Poe divination (/pu̯e/, from the Hokkien Chinese: 跋桮; Pe̍h-ōe-jī: poa̍h-poe, Min Dong BUC: buăk-bŭi, 'cast moon blocks', also written bwa bwei, Mandarin Chinese: 擲筊; pinyin: zhì jiǎo / zhí jiǎo; lit. 'throwing poe') is a traditional Chinese divination method, in which the diviner throws or drops two small wooden pieces on the floor, and interprets the divine answer using the positions of the pieces. This method can be used to tell whether the future course of action the diviner is considering is recommended or not. The pieces, called 桮; poe (bwei) in Taiwanese or jiaobei in Mandarin, look somewhat like two shells of a clam or bivalve mollusk.
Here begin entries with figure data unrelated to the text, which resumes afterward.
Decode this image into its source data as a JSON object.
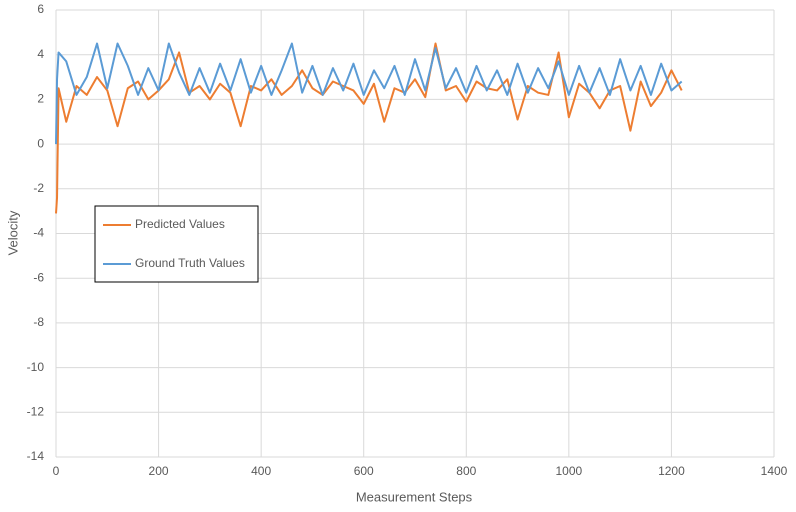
{
  "chart_data": {
    "type": "line",
    "x_label": "Measurement Steps",
    "y_label": "Velocity",
    "x": [
      0,
      2,
      5,
      20,
      40,
      60,
      80,
      100,
      120,
      140,
      160,
      180,
      200,
      220,
      240,
      260,
      280,
      300,
      320,
      340,
      360,
      380,
      400,
      420,
      440,
      460,
      480,
      500,
      520,
      540,
      560,
      580,
      600,
      620,
      640,
      660,
      680,
      700,
      720,
      740,
      760,
      780,
      800,
      820,
      840,
      860,
      880,
      900,
      920,
      940,
      960,
      980,
      1000,
      1020,
      1040,
      1060,
      1080,
      1100,
      1120,
      1140,
      1160,
      1180,
      1200,
      1220
    ],
    "series": [
      {
        "name": "Predicted Values",
        "color": "#ED7D31",
        "values": [
          -3.1,
          -2.4,
          2.5,
          1.0,
          2.6,
          2.2,
          3.0,
          2.4,
          0.8,
          2.5,
          2.8,
          2.0,
          2.4,
          2.9,
          4.1,
          2.3,
          2.6,
          2.0,
          2.7,
          2.3,
          0.8,
          2.6,
          2.4,
          2.9,
          2.2,
          2.6,
          3.3,
          2.5,
          2.2,
          2.8,
          2.6,
          2.4,
          1.8,
          2.7,
          1.0,
          2.5,
          2.3,
          2.9,
          2.1,
          4.5,
          2.4,
          2.6,
          1.9,
          2.8,
          2.5,
          2.4,
          2.9,
          1.1,
          2.6,
          2.3,
          2.2,
          4.1,
          1.2,
          2.7,
          2.3,
          1.6,
          2.4,
          2.6,
          0.6,
          2.8,
          1.7,
          2.3,
          3.3,
          2.4
        ]
      },
      {
        "name": "Ground Truth Values",
        "color": "#5B9BD5",
        "values": [
          0.0,
          2.9,
          4.1,
          3.7,
          2.2,
          3.0,
          4.5,
          2.5,
          4.5,
          3.5,
          2.2,
          3.4,
          2.4,
          4.5,
          3.2,
          2.2,
          3.4,
          2.3,
          3.6,
          2.4,
          3.8,
          2.3,
          3.5,
          2.2,
          3.3,
          4.5,
          2.3,
          3.5,
          2.2,
          3.4,
          2.4,
          3.6,
          2.2,
          3.3,
          2.5,
          3.5,
          2.2,
          3.8,
          2.4,
          4.3,
          2.5,
          3.4,
          2.3,
          3.5,
          2.4,
          3.3,
          2.2,
          3.6,
          2.3,
          3.4,
          2.5,
          3.7,
          2.2,
          3.5,
          2.3,
          3.4,
          2.2,
          3.8,
          2.4,
          3.5,
          2.2,
          3.6,
          2.4,
          2.8
        ]
      }
    ],
    "xlim": [
      0,
      1400
    ],
    "xticks": [
      0,
      200,
      400,
      600,
      800,
      1000,
      1200,
      1400
    ],
    "ylim": [
      -14,
      6
    ],
    "yticks": [
      -14,
      -12,
      -10,
      -8,
      -6,
      -4,
      -2,
      0,
      2,
      4,
      6
    ],
    "grid": true,
    "legend": "center left"
  }
}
Upon throwing the wooden pieces, poe divination often results in three answering positions. The first is 聖笅; shèng jiǎo, when one of the blocks has its flat side facing up and the other has its flat side facing down; this shows the Deity's agreement with the devotee's question or plea. The second is 陰笅; yīn jiǎo, is when both blocks have their curved sides facing up; this shows the Deity's disagreement with the devotee's question or plea. This position may also indicate anger in some cases. The last would be 笑笅; xiào jiǎo, when both blocks have their flat sides facing up; this shows the Deity's amusement at the devotee's question or plea.
A unique, rare result would be the 站笅; zhàn jiǎo, which occurs when one of the blocks stands with both its flat and curved sides facing in a horizontal position. This uncommon position often means the deity is sending a strong message; in this case, devotees sometimes invite temple staff or mediums to determine the meaning of the message.